Tigera Adds Full-Stack Observability with Calico Enterprise 3.5
Tigera has released the latest version of its Calico Enterprise SaaS security and observability platform for Kubernetes at this week’s KubeCon+CloudNativeCon Europe, adding a set of features that add up to offer real-time troubleshooting and full-stack observability for cloud native application developers and site reliability engineers (SREs).
Based on the open source networking and network security Calico project, Calico Enterprise offers expanded enterprise-level features, with Calico Enterprise 3.5 specifically adding several features that the company says delivers full-stack observability in “an easy-to-understand and action-oriented view that is otherwise extremely difficult and time-consuming to come by, due to the abstracted, ephemeral, and distributed nature of Kubernetes infrastructure.”
“Full-stack observability is really providing a complete observability for the DevOps and SREs all the way from their underlying infrastructure to the application stack. The reason this is very critical for microservices-based applications is that they’re distributed apps running on a distributed infrastructure, so now the boundary lines are blurred between what’s infrastructure and what’s application,” said Gupta. “You could have a performance issue in your application, or your latency could be going up because a DNS request is taking too long.”
To deliver this full-stack observability, Calico Enterprise 3.5 adds four distinct features that can operate across any multicloud infrastructure to help troubleshoot distributed applications.
First, the dynamic service graph provides a point-to-point topographical representation of traffic between namespaces, microservices, and deployments, and Gupta explains that this simplifies troubleshooting once a certain level of complexity is reached.
“Once a user has passed about 20 to 30 microservices running in their Kubernetes clusters, it is quite hard and difficult for them to be able to understand the dependency graph,” said Gupta. “It’s very important because that’s the base starting point, as you are looking for performance issues or infrastructure issues in your application.
Next, application-level observability can both detect and prevent anomalous behaviors, while the domain name system (DNS) dashboard lets users discern DNS issues from application issues.
“A very common situation is your performance latency goes up and really the root cause sits with a higher DNS latency. When all these microservices, they’re communicating over the network. These are not procedural calls inside a library. So if they are communicating on the network, any degradation in DNS performance is going to directly impact your application performance,” said Gupta. “We have seen that multiple times, so we have added a set of capabilities for users to be able to take application response times all the way down to infrastructure and DNS response.”

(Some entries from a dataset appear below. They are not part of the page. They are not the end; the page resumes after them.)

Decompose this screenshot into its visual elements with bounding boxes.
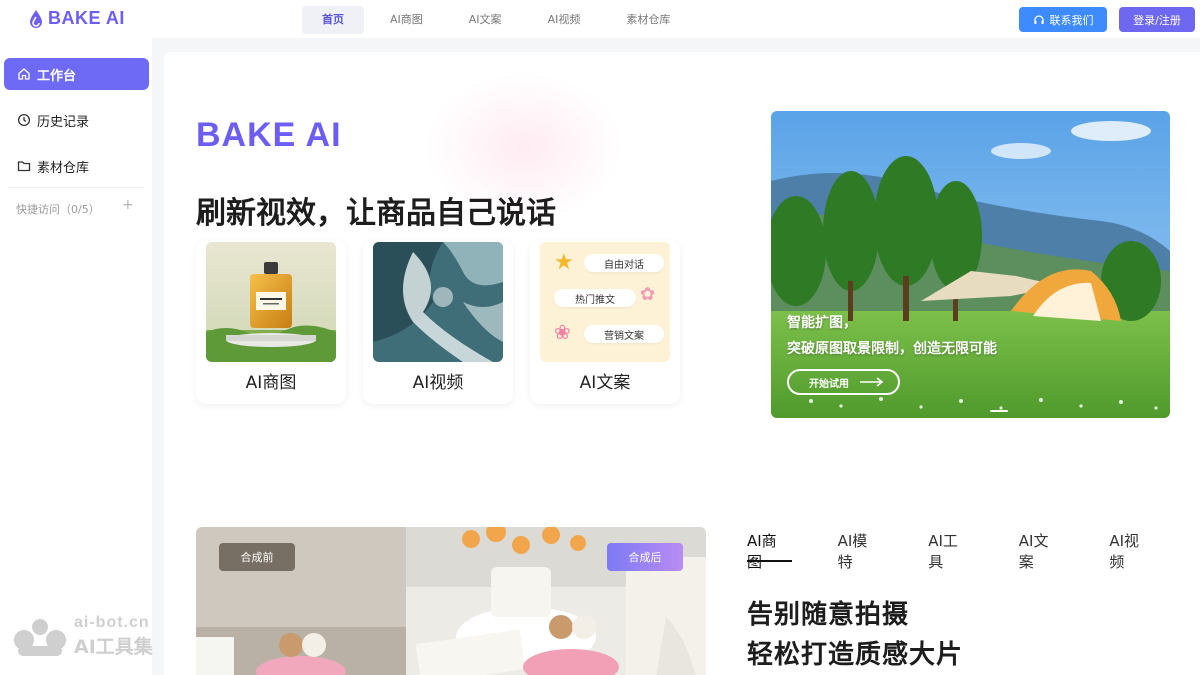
watermark-title: AI工具集 [74, 636, 153, 658]
tab-ai-model[interactable]: AI模特 [838, 530, 883, 571]
card-ai-image[interactable]: AI商图 [196, 240, 346, 404]
sidebar-item-history[interactable]: 历史记录 [4, 104, 149, 136]
watermark-url: ai-bot.cn [74, 614, 150, 631]
card-label: AI商图 [245, 373, 297, 393]
pill-hot-posts: 热门推文 [554, 289, 636, 307]
card-label: AI视频 [412, 373, 464, 393]
sidebar-item-assets[interactable]: 素材仓库 [4, 150, 149, 182]
nav-ai-video[interactable]: AI视频 [528, 6, 601, 34]
start-trial-label: 开始试用 [809, 378, 849, 390]
ocean-image [373, 242, 503, 362]
add-quick-access-icon[interactable]: + [122, 197, 134, 213]
hero-headline: 刷新视效，让商品自己说话 [196, 196, 556, 231]
before-after-comparison[interactable]: 合成前 合成后 [196, 527, 706, 675]
sidebar-item-label: 历史记录 [37, 114, 90, 130]
headset-icon [1033, 14, 1044, 24]
showcase-slogan-1: 告别随意拍摄 [747, 600, 910, 630]
top-bar: BAKE AI 首页 AI商图 AI文案 AI视频 素材仓库 联系我们 登录/注… [0, 0, 1200, 38]
card-label: AI文案 [579, 373, 631, 393]
nav-ai-image[interactable]: AI商图 [370, 6, 443, 34]
start-trial-button[interactable]: 开始试用 [787, 369, 900, 395]
before-tag: 合成前 [219, 543, 295, 571]
sidebar-item-label: 素材仓库 [37, 160, 90, 176]
after-tag: 合成后 [607, 543, 683, 571]
arrow-right-icon [860, 377, 884, 387]
sidebar: 工作台 历史记录 素材仓库 快捷访问（0/5） + [0, 38, 152, 675]
sidebar-item-workbench[interactable]: 工作台 [4, 58, 149, 90]
folder-icon [17, 161, 31, 172]
watermark-logo-icon [14, 618, 66, 656]
tab-ai-copy[interactable]: AI文案 [1019, 530, 1064, 571]
card-ai-copy[interactable]: ★ 自由对话 热门推文 ✿ ❀ 营销文案 AI文案 [530, 240, 680, 404]
tab-ai-video[interactable]: AI视频 [1109, 530, 1154, 571]
logo[interactable]: BAKE AI [28, 8, 125, 29]
hero-banner[interactable]: 智能扩图， 突破原图取景限制，创造无限可能 开始试用 [771, 111, 1170, 418]
sidebar-item-label: 工作台 [37, 68, 77, 84]
main-content: BAKE AI 刷新视效，让商品自己说话 AI商图 AI视频 ★ 自由对话 热门… [164, 52, 1200, 675]
nav-home[interactable]: 首页 [302, 6, 364, 34]
contact-button[interactable]: 联系我们 [1019, 7, 1107, 32]
perfume-image [206, 242, 336, 362]
pill-free-chat: 自由对话 [584, 254, 664, 272]
tab-ai-image[interactable]: AI商图 [747, 530, 792, 571]
nav-ai-copy[interactable]: AI文案 [449, 6, 522, 34]
sidebar-divider [8, 187, 144, 188]
login-button[interactable]: 登录/注册 [1119, 7, 1195, 32]
pill-marketing-copy: 营销文案 [584, 325, 664, 343]
home-icon [18, 68, 30, 80]
logo-drop-icon [30, 9, 42, 28]
blossom-icon: ❀ [554, 320, 571, 344]
hero-brand: BAKE AI [196, 116, 342, 154]
banner-title: 智能扩图， [787, 315, 857, 331]
showcase-tabs: AI商图 AI模特 AI工具 AI文案 AI视频 [747, 530, 1200, 571]
banner-subtitle: 突破原图取景限制，创造无限可能 [787, 341, 997, 357]
carousel-indicator[interactable] [990, 410, 1008, 412]
tab-ai-tools[interactable]: AI工具 [928, 530, 973, 571]
main-nav: 首页 AI商图 AI文案 AI视频 素材仓库 [302, 6, 696, 34]
star-icon: ★ [554, 250, 574, 275]
watermark: ai-bot.cn AI工具集 [12, 614, 153, 659]
flower-icon: ✿ [640, 284, 656, 305]
clock-icon [17, 113, 31, 127]
logo-text: BAKE AI [48, 8, 125, 28]
contact-button-label: 联系我们 [1049, 13, 1094, 27]
showcase-slogan-2: 轻松打造质感大片 [747, 640, 964, 670]
nav-assets[interactable]: 素材仓库 [606, 6, 690, 34]
card-ai-video[interactable]: AI视频 [363, 240, 513, 404]
quick-access-label: 快捷访问（0/5） [16, 203, 100, 216]
copy-illustration: ★ 自由对话 热门推文 ✿ ❀ 营销文案 [540, 242, 670, 362]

Finally, Calico Enterprise 3.5 adds dynamic packet capture, automatically retrieving pcap files and allowing users to customize the duration and packet size for packet capture.

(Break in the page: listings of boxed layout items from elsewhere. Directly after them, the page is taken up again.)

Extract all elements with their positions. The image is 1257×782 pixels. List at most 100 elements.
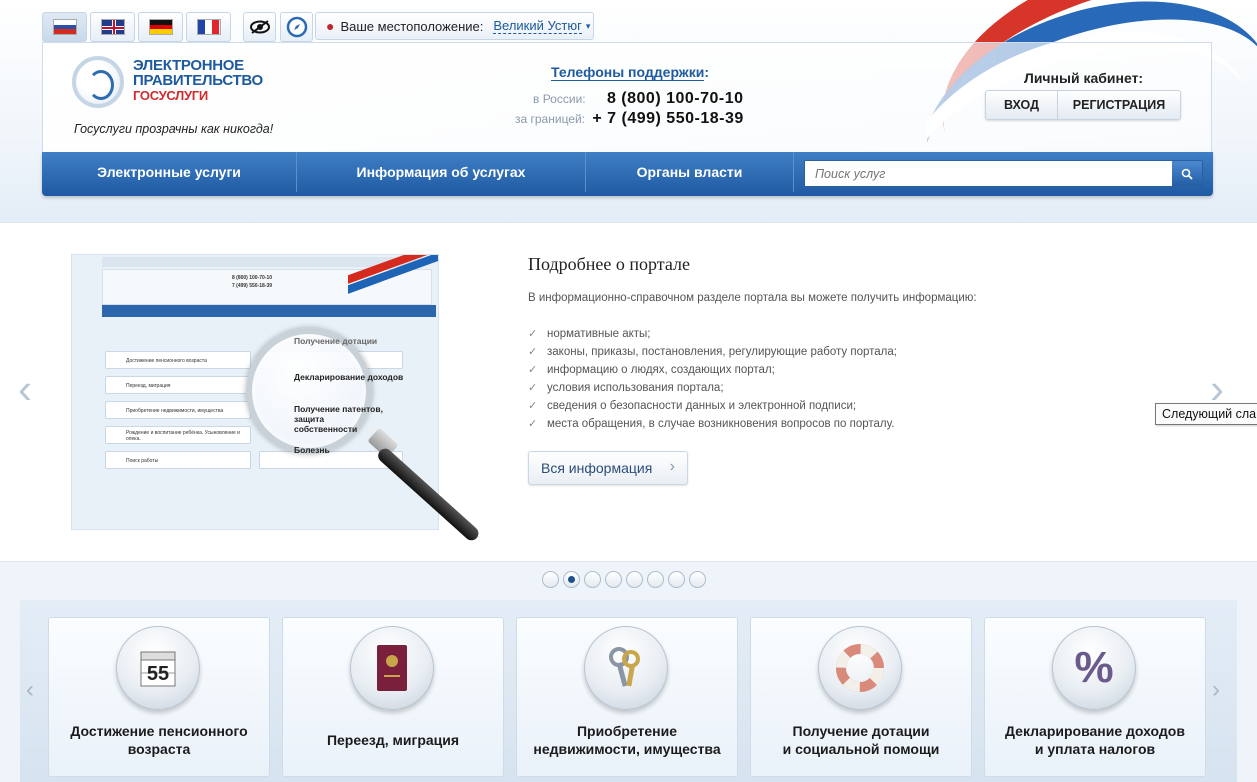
mini-row-5: Поиск работы (126, 458, 159, 464)
chevron-right-icon: › (669, 458, 675, 475)
category-label-line-1: Переезд, миграция (326, 732, 460, 748)
mini-row-1: Достижение пенсионного возраста (126, 358, 207, 364)
compass-icon (286, 16, 307, 38)
search-button[interactable] (1172, 161, 1202, 186)
support-phones-link[interactable]: Телефоны поддержки (551, 64, 705, 81)
list-item: информацию о людях, создающих портал; (528, 361, 897, 379)
slider-dot[interactable] (584, 571, 601, 588)
lifebuoy-icon (818, 626, 902, 710)
nav-item-electronic-services[interactable]: Электронные услуги (42, 152, 297, 192)
category-label-line-2: и социальной помощи (782, 741, 940, 757)
russia-flag-icon (52, 19, 77, 35)
mini-row-2: Переезд, миграция (126, 383, 171, 389)
category-label-line-2: недвижимости, имущества (533, 741, 721, 757)
slider-dot[interactable] (626, 571, 643, 588)
category-label-line-2: возраста (127, 741, 191, 757)
language-de-button[interactable] (138, 12, 183, 42)
language-fr-button[interactable] (186, 12, 231, 42)
register-button[interactable]: РЕГИСТРАЦИЯ (1058, 91, 1180, 119)
location-label: Ваше местоположение: (340, 18, 484, 34)
location-city-link[interactable]: Великий Устюг (493, 18, 582, 34)
nav-item-authorities[interactable]: Органы власти (586, 152, 794, 192)
phone-russia: в России: 8 (800) 100-70-10 (533, 90, 744, 108)
slide-title: Подробнее о портале (528, 254, 691, 274)
list-item: условия использования портала; (528, 379, 897, 397)
language-bar (42, 12, 231, 42)
category-card-taxes[interactable]: % Декларирование доходов и уплата налого… (984, 617, 1206, 777)
nav-item-service-info[interactable]: Информация об услугах (297, 152, 586, 192)
slider-dot-active[interactable] (563, 571, 580, 588)
category-label-line-1: Приобретение (576, 723, 678, 739)
lens-item-1: Получение дотации (294, 336, 378, 346)
magnifier-lens-icon (246, 328, 372, 454)
support-colon: : (704, 64, 710, 80)
logo-line-2: ПРАВИТЕЛЬСТВО (133, 72, 263, 89)
categories-next-arrow[interactable]: › (1212, 676, 1220, 704)
list-item: сведения о безопасности данных и электро… (528, 397, 897, 415)
slider-dot[interactable] (605, 571, 622, 588)
category-label-line-1: Достижение пенсионного (70, 723, 248, 739)
site-slogan: Госуслуги прозрачны как никогда! (74, 122, 274, 136)
location-pin-icon: ● (326, 18, 335, 34)
list-item: нормативные акты; (528, 325, 897, 343)
category-label: Переезд, миграция (287, 731, 499, 749)
lens-item-2: Декларирование доходов (294, 372, 404, 382)
category-label: Получение дотации и социальной помощи (755, 722, 967, 758)
germany-flag-icon (148, 19, 173, 35)
eye-icon (249, 20, 270, 34)
categories-prev-arrow[interactable]: ‹ (26, 676, 34, 704)
cabinet-buttons: ВХОД РЕГИСТРАЦИЯ (985, 90, 1181, 120)
lens-item-4: Болезнь (294, 445, 330, 455)
slide-list: нормативные акты; законы, приказы, поста… (528, 325, 897, 433)
category-label: Декларирование доходов и уплата налогов (989, 722, 1201, 758)
mini-row-4: Рождение и воспитание ребёнка. Усыновлен… (126, 430, 240, 442)
logo-line-1: ЭЛЕКТРОННОЕ (133, 57, 244, 74)
category-card-pension[interactable]: 55 Достижение пенсионного возраста (48, 617, 270, 777)
percent-icon: % (1052, 626, 1136, 710)
category-label: Достижение пенсионного возраста (53, 722, 265, 758)
phone-abroad-number: + 7 (499) 550-18-39 (592, 110, 744, 127)
category-label-line-1: Декларирование доходов (1005, 723, 1185, 739)
list-item: места обращения, в случае возникновения … (528, 415, 897, 433)
accessibility-button[interactable] (243, 12, 276, 42)
slider-prev-arrow[interactable]: ‹ (18, 365, 32, 413)
keys-icon (584, 626, 668, 710)
login-button[interactable]: ВХОД (986, 91, 1058, 119)
gosuslugi-logo-icon[interactable] (72, 56, 124, 108)
category-label-line-2: и уплата налогов (1034, 741, 1156, 757)
all-info-label: Вся информация (541, 460, 653, 476)
cabinet-title: Личный кабинет: (1024, 70, 1144, 86)
phone-russia-number: 8 (800) 100-70-10 (606, 90, 744, 107)
calendar-55-icon: 55 (116, 626, 200, 710)
category-card-subsidy[interactable]: Получение дотации и социальной помощи (750, 617, 972, 777)
slider-dot[interactable] (542, 571, 559, 588)
phone-abroad-label: за границей: (515, 112, 586, 126)
category-card-migration[interactable]: Переезд, миграция (282, 617, 504, 777)
slider-dot[interactable] (668, 571, 685, 588)
category-card-property[interactable]: Приобретение недвижимости, имущества (516, 617, 738, 777)
lens-item-3: Получение патентов, защита собственности (294, 404, 383, 434)
search-input[interactable] (805, 161, 1172, 186)
category-label: Приобретение недвижимости, имущества (521, 722, 733, 758)
search-box (804, 160, 1203, 187)
logo-line-3: ГОСУСЛУГИ (133, 88, 208, 103)
mini-phone-1: 8 (800) 100-70-10 (232, 275, 273, 281)
france-flag-icon (196, 19, 221, 35)
language-ru-button[interactable] (42, 12, 87, 42)
support-phones-title: Телефоны поддержки: (551, 64, 710, 81)
phone-russia-label: в России: (533, 92, 586, 106)
language-en-button[interactable] (90, 12, 135, 42)
slider-pagination (542, 571, 706, 588)
site-logo[interactable]: ЭЛЕКТРОННОЕ ПРАВИТЕЛЬСТВО ГОСУСЛУГИ (133, 58, 263, 103)
slider-dot[interactable] (647, 571, 664, 588)
navigator-button[interactable] (280, 12, 313, 42)
all-info-button[interactable]: Вся информация › (528, 451, 688, 485)
phone-abroad: за границей: + 7 (499) 550-18-39 (515, 110, 744, 128)
slider-dot[interactable] (689, 571, 706, 588)
passport-icon (350, 626, 434, 710)
location-selector[interactable]: ● Ваше местоположение: Великий Устюг ▾ (315, 12, 594, 40)
slide-intro: В информационно-справочном разделе порта… (528, 292, 977, 304)
calendar-number: 55 (147, 663, 169, 685)
list-item: законы, приказы, постановления, регулиру… (528, 343, 897, 361)
chevron-down-icon: ▾ (585, 20, 591, 31)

“Once a DevOps engineer or an SRE identifies where the performance hotspots are or where the issues could be, the ability for them to be able to do further troubleshooting, further diagnostic, could be as simple as doing a packet capture to identify the payload of the request so that they can identify whether the performance issues are coming from the infrastructure or a poorly designed application query,” explained Gupta. “Some of these troubleshooting steps could be very complex in a Kubernetes world, because you need the ability to access the underlying infrastructure to be able to generate this packet capture file. We make it truly seamless and RBAC-driven, so the platform engineers can let the service teams do this by themselves in a self-service fashion.”

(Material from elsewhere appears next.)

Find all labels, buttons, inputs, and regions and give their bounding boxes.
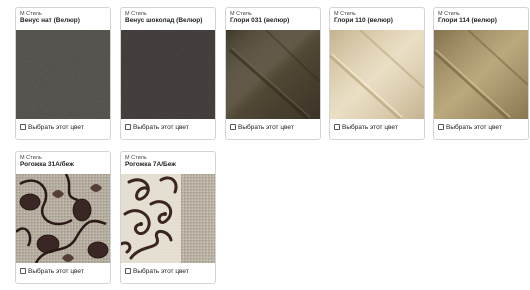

All of the data gathered by Calico Enterprise is both available in a single-pane-of-glass on the service, as well as streamed to specific endpoints. For example, Calico Enterprise can be configured to send data to Syslog endpoints, Splunk, sent to ElasticSearch using FluentD, or scraped by Prometheus, among other possible use cases. In addition, action can be taken directly within Calico Enterprise itself, or can be used to trigger events externally.
Moving forward, Gupta said that users can expect a further strengthening of observability features, with machine learning-based algorithms to help perform root cause analysis of issues. He also said that they would continue to expand the type of data collected and provided.
“We have made good strides with our full-stack observability, but the users can expect to see more and more expanded data sets so that it’s very optimal for them to troubleshoot performance and availability for their applications,” said Gupta.